University leaders must be more accountable and transparent to students and staff: Leon Perera
Sign up now: Get ST's newsletters delivered to your inbox
Aljunied GRC MP Leon Perera spoke on improving the culture of accountability and transparency at universities.
PHOTO: GOV.SG
SINGAPORE - Scrambling for housing, irregular bus services and a lack of halal food in a university campus – these are signs that not all is well and that there should be more accountability from school leadership, said Mr Leon Perera (Aljunied GRC).
Mr Perera spoke in Parliament on Monday on improving the culture of accountability and transparency at Singapore’s institutes of higher learning and how leaders should be more accountable to students and staff.
He cited examples of incidents where the institutes behaved in ways that suggested that accountability could be lacking.
One instance was when Nanyang Technological University (NTU) international students had only two weeks to find housing after many were unsuccessful in getting accommodation in university halls.
NTU students also face a lack of halal food options and irregular buses. Its staff were initially asked to take no-pay leave at the beginning of the Covid-19 pandemic if they were not able to make it back to Singapore.
The National University of Singapore (NUS) also showed such issues over the merger between Yale-NUS College and the University Scholars Programme in 2021, he said, adding that the timeline for implementation was short and there was feedback from some students and staff that there was no transparency.
He said: “The decision-making process was seen by many as opaque and with limitations on the autonomy for the working group student representatives.”
He also touched on several high-profile cases of sexual misconduct at NUS where the university’s reaction was perceived by many to be lacking.
In response, Education Minister Chan Chun Sing said while he agreed that more can and is being done to improve accountability in the institutes of higher learning, accountability should be seen in a broader and more nuanced lens.
He said: “Some students or some groups of students at some point in time not getting what they want does not equate to a failure in accountability.”
He added that accountability is not just related to the desires of a certain group of students but a fair consideration of the holistic demands across the diversity of student groups.
He said: ”Not only in this generation, not only a select group of stakeholders, but for this generation, across diverse student groups and across different generations.

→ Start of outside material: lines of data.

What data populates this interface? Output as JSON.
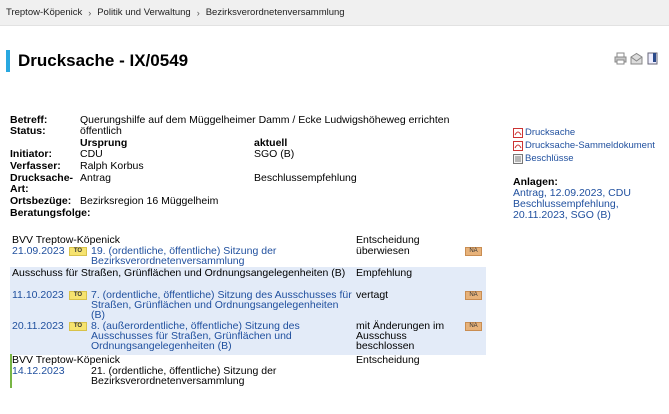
{
  "breadcrumb": [
    "Treptow-Köpenick",
    "Politik und Verwaltung",
    "Bezirksverordnetenversammlung"
  ],
  "title": "Drucksache - IX/0549",
  "meta": {
    "betreff_label": "Betreff:",
    "betreff": "Querungshilfe auf dem Müggelheimer Damm / Ecke Ludwigshöheweg errichten",
    "status_label": "Status:",
    "status": "öffentlich",
    "ursprung_header": "Ursprung",
    "aktuell_header": "aktuell",
    "initiator_label": "Initiator:",
    "initiator_ursprung": "CDU",
    "initiator_aktuell": "SGO (B)",
    "verfasser_label": "Verfasser:",
    "verfasser": "Ralph Korbus",
    "art_label_1": "Drucksache-",
    "art_label_2": "Art:",
    "art_ursprung": "Antrag",
    "art_aktuell": "Beschlussempfehlung",
    "ortsbezuege_label": "Ortsbezüge:",
    "ortsbezuege": "Bezirksregion 16 Müggelheim",
    "beratungsfolge_label": "Beratungsfolge:"
  },
  "documents": [
    {
      "label": "Drucksache",
      "icon": "pdf-icon"
    },
    {
      "label": "Drucksache-Sammeldokument",
      "icon": "pdf-icon"
    },
    {
      "label": "Beschlüsse",
      "icon": "document-icon"
    }
  ],
  "anlagen": {
    "title": "Anlagen:",
    "lines": [
      "Antrag, 12.09.2023, CDU",
      "Beschlussempfehlung,",
      "20.11.2023, SGO (B)"
    ]
  },
  "beratungsfolge": {
    "to_label": "TO",
    "na_label": "NA",
    "groups": [
      {
        "gremium": "BVV Treptow-Köpenick",
        "role": "Entscheidung",
        "sessions": [
          {
            "date": "21.09.2023",
            "session": "19. (ordentliche, öffentliche) Sitzung der Bezirksverordnetenversammlung",
            "result": "überwiesen"
          }
        ]
      },
      {
        "gremium": "Ausschuss für Straßen, Grünflächen und Ordnungsangelegenheiten (B)",
        "role": "Empfehlung",
        "sessions": [
          {
            "date": "11.10.2023",
            "session": "7. (ordentliche, öffentliche) Sitzung des Ausschusses für Straßen, Grünflächen und Ordnungsangelegenheiten (B)",
            "result": "vertagt"
          },
          {
            "date": "20.11.2023",
            "session": "8. (außerordentliche, öffentliche) Sitzung des Ausschusses für Straßen, Grünflächen und Ordnungsangelegenheiten (B)",
            "result": "mit Änderungen im Ausschuss beschlossen"
          }
        ]
      },
      {
        "gremium": "BVV Treptow-Köpenick",
        "role": "Entscheidung",
        "sessions": [
          {
            "date": "14.12.2023",
            "session": "21. (ordentliche, öffentliche) Sitzung der Bezirksverordnetenversammlung",
            "result": ""
          }
        ]
      }
    ]
  },
  "colors": {
    "accent": "#29a8e0",
    "link": "#1f4f9e",
    "shade": "#e3ebf8",
    "to_badge": "#f6e36f",
    "na_badge": "#e7b27a",
    "upcoming": "#78b545"
  }
}
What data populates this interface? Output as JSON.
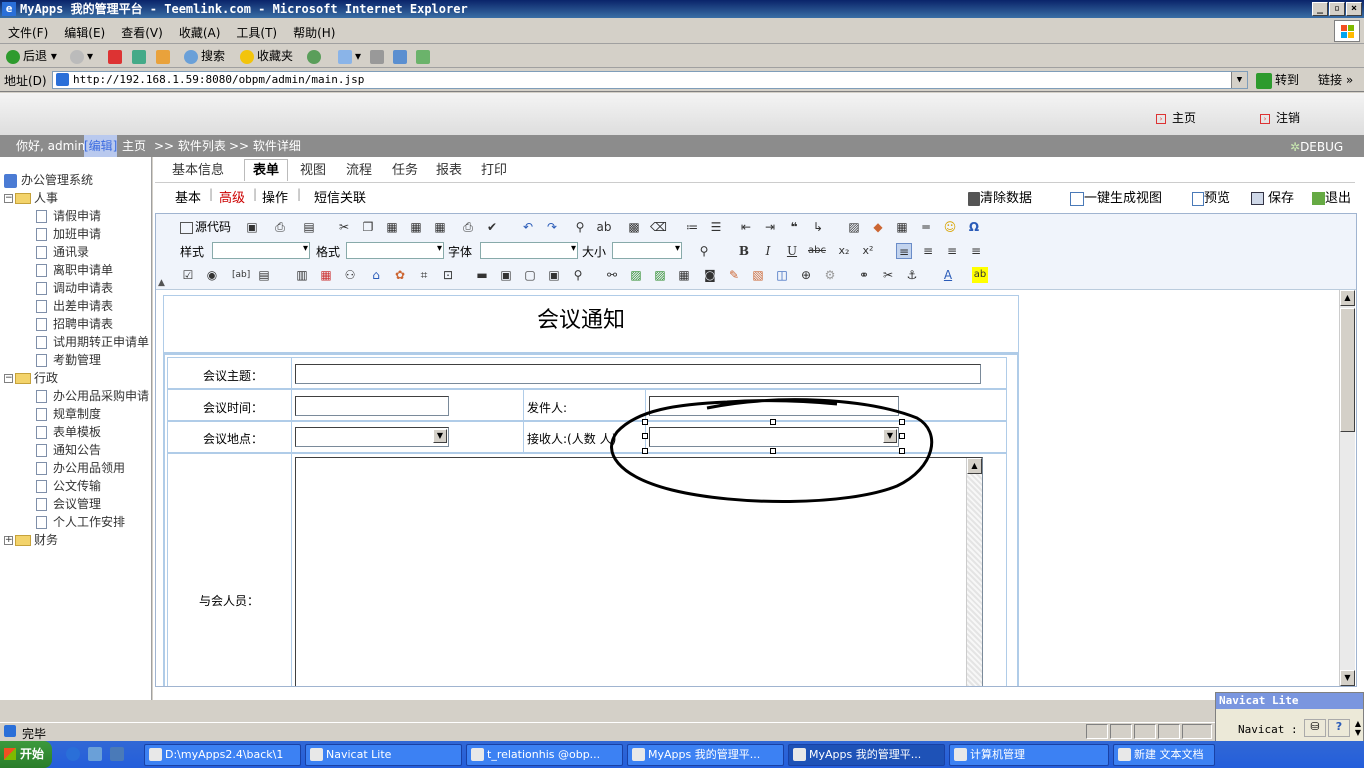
{
  "window": {
    "title": "MyApps 我的管理平台 - Teemlink.com - Microsoft Internet Explorer",
    "buttons": [
      "_",
      "▫",
      "×"
    ]
  },
  "menu": [
    "文件(F)",
    "编辑(E)",
    "查看(V)",
    "收藏(A)",
    "工具(T)",
    "帮助(H)"
  ],
  "toolbar": {
    "back": "后退",
    "search": "搜索",
    "favorites": "收藏夹"
  },
  "address": {
    "label": "地址(D)",
    "url": "http://192.168.1.59:8080/obpm/admin/main.jsp",
    "go": "转到",
    "links": "链接"
  },
  "header": {
    "home": "主页",
    "logout": "注销"
  },
  "navbar": {
    "greeting": "你好, admin",
    "edit": "[编辑]",
    "home": "主页",
    "crumb1": ">> 软件列表",
    "crumb2": ">> 软件详细",
    "debug": "DEBUG"
  },
  "tree": {
    "root": "办公管理系统",
    "groups": [
      {
        "label": "人事",
        "items": [
          "请假申请",
          "加班申请",
          "通讯录",
          "离职申请单",
          "调动申请表",
          "出差申请表",
          "招聘申请表",
          "试用期转正申请单",
          "考勤管理"
        ]
      },
      {
        "label": "行政",
        "items": [
          "办公用品采购申请",
          "规章制度",
          "表单模板",
          "通知公告",
          "办公用品领用",
          "公文传输",
          "会议管理",
          "个人工作安排"
        ]
      },
      {
        "label": "财务",
        "items": []
      }
    ]
  },
  "tabs": [
    "基本信息",
    "表单",
    "视图",
    "流程",
    "任务",
    "报表",
    "打印"
  ],
  "subtabs": [
    "基本",
    "高级",
    "操作",
    "短信关联"
  ],
  "actions": {
    "clear": "清除数据",
    "genview": "一键生成视图",
    "preview": "预览",
    "save": "保存",
    "exit": "退出"
  },
  "editor": {
    "source": "源代码",
    "style": "样式",
    "format": "格式",
    "font": "字体",
    "size": "大小"
  },
  "form": {
    "title": "会议通知",
    "subject_label": "会议主题：",
    "time_label": "会议时间：",
    "sender_label": "发件人:",
    "place_label": "会议地点：",
    "receiver_label": "接收人:(人数",
    "receiver_label2": "人)",
    "attendees_label": "与会人员："
  },
  "status": {
    "done": "完毕"
  },
  "taskbar": {
    "start": "开始",
    "tasks": [
      "D:\\myApps2.4\\back\\1",
      "Navicat Lite",
      "t_relationhis @obp...",
      "MyApps 我的管理平...",
      "MyApps 我的管理平...",
      "计算机管理",
      "新建 文本文档"
    ]
  },
  "navicat": {
    "title": "Navicat Lite",
    "text": "Navicat :"
  }
}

That is accountability.”
Mr Perera said the underlying perceptions by some students and staff can be distilled into two broad ones: that some students feel that they are treated like economic digits, and that there is a perception that decisions are mostly made from the top with little transparency or consultation.
Improving accountability and transparency is important as management may have blind spots to what students and staff need, he said.
Mr Perera added that more accountability could give students and staff greater ownership over their institutions and a better experience.
He offered proposals to improve the situation, such as increasing the number of the number of rank-and-file faculty on university oversight boards, adding representatives for student bodies and staff on governing boards, and requiring petitions that have strong support to be considered.
He added that the process for setting up new student interest groups should be simplified and that best practices should be shared between institutes of higher learning.
Mr Chan said in response that the institutes of higher learning do have some mechanisms for feedback, and that not having students on such boards does not mean that consultation does not exist.
He said: “There are issues that we can have more students participation in, but there will also be issues which I don’t think will be appropriate for students participation and I think we can agree on that.”
On the suggestion for requiring petitions to be considered if they cross a certain threshold, Mr Chan disagreed. He said: “In fact, the correct thing for us to do and that’s what we’ve been doing is that we take every issue every feedback seriously, regardless whether it has reached a certain threshold of numbers.”
Mr Chan thanked Mr Perera for his suggestions, but he added: “I will emphasise this. Accountability means the understanding of diverse stakeholders’ interests, not just in the current ecosystem, but also across generations.
“And I expect the leadership of my IHLs to exercise their leadership responsibilities to make sensible decisions on what are the things to consult and what are the things that they cannot consult.”